Contrast this, then, to the resumption of in-person classes at schools and academies, with the government measuring social distancing by the number of people permitted according to the floor area of the entire facility (school or academy). As such, schools were alternating days that grade levels appeared in person and took online classes to comply with the “average persons per square meters” policy; no matter that a single class still had 30 students in the same room.
The drama escalated as the Korean government appeared to take a lackadaisical attitude toward the vaccine rollout, originally intending to start in the summer. However, recent outbreaks have caused the daily new case numbers to increase, nearing 500 daily, with several outbreaks originating in factories employing a large number of foreign laborers. As a result, Gyeonggi province (the region encircling Seoul) issued a mandate requiring all foreigners to get tested for the virus.

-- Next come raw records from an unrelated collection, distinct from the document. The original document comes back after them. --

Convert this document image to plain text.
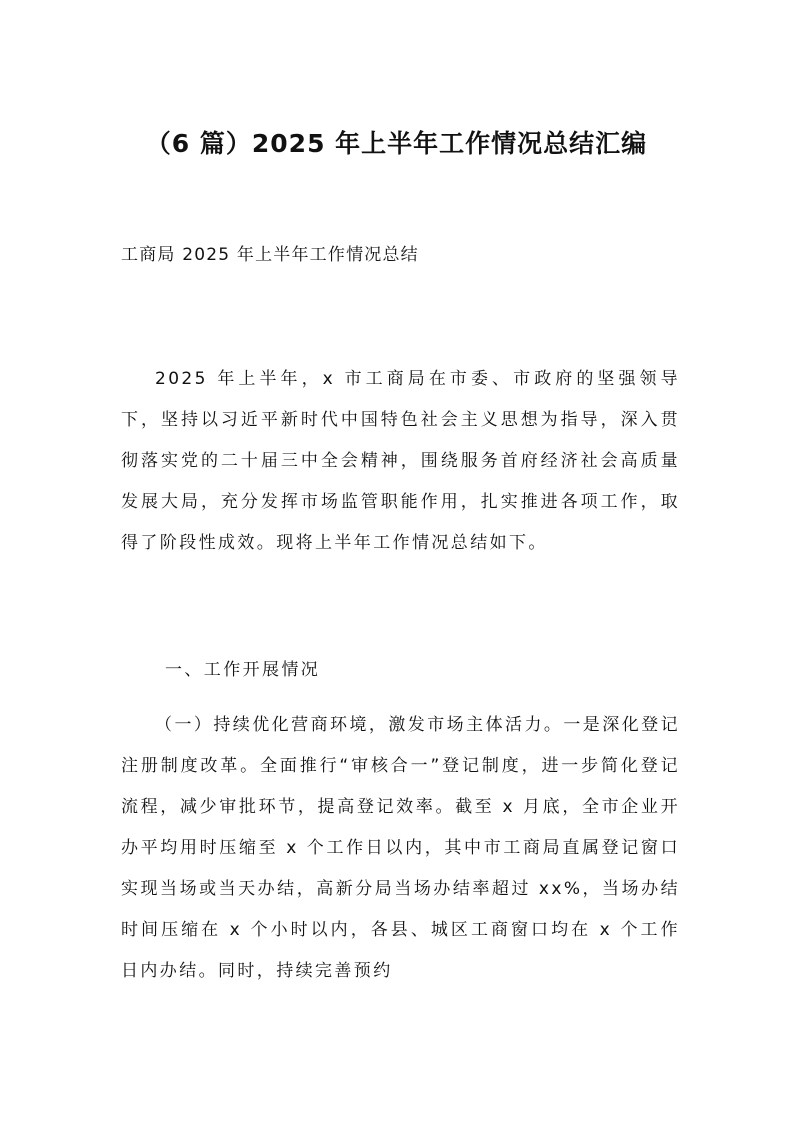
（6 篇）2025 年上半年工作情况总结汇编

工商局 2025 年上半年工作情况总结

2025 年上半年，x 市工商局在市委、市政府的坚强领导下，坚持以习近平新时代中国特色社会主义思想为指导，深入贯彻落实党的二十届三中全会精神，围绕服务首府经济社会高质量发展大局，充分发挥市场监管职能作用，扎实推进各项工作，取得了阶段性成效。现将上半年工作情况总结如下。

一、工作开展情况

（一）持续优化营商环境，激发市场主体活力。一是深化登记注册制度改革。全面推行“审核合一”登记制度，进一步简化登记流程，减少审批环节，提高登记效率。截至 x 月底，全市企业开办平均用时压缩至 x 个工作日以内，其中市工商局直属登记窗口实现当场或当天办结，高新分局当场办结率超过 xx%，当场办结时间压缩在 x 个小时以内，各县、城区工商窗口均在 x 个工作日内办结。同时，持续完善预约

Seemingly out of the blue, Seoul imposed a similar (but ludicrously poorly-coordinated) directive in the beginning of March, setting off a firestorm of accusations of xenophobia, predominantly from American and European white-collar expats. Meanwhile the most-targeted foreigner demographic, Southeast Asian laborers, were mostly quiet. After several embassies, including the U.S. and Britain, issued diplomatically uncharacteristic rebukes of the policy, the city rescinded the order.
Socially, the country is starting to see the effects of pandemic fatigue, although not to the degree of discontent seen in America or Europe. Instead, a majority of Koreans, it seems, have decided to try to return to normal, albeit with masks on, which was never a controversy here. Along with Korean nationals, we are also slowly reverting to our old ways, while exercising caution, of course.
Our adoptee soccer team has resumed playing, social calendars are filling up, and our friends’ restaurants and bars are sustaining themselves. Friends once again meet for coffee or dinner, pubs are packed until the curfew hour, malls and department stores are full of shoppers and families on weekend outings, and as the cold gives way to a lovely (but somewhat polluted) spring, public spaces are starting to resemble the parks and squares of two years ago.
While life in Seoul during the pandemic was not, in all honesty, that arduous from a social perspective, the country seems ready to go back to the way things were. Maybe one day soon, we can introduce our friends visiting from overseas to our friends here in Seoul, and we’ll sit in a cafe talking about what a bizarre two years it was. Then we’ll check our pockets for our emergency masks, sanitize our hands, and head out into the streets of a new social order.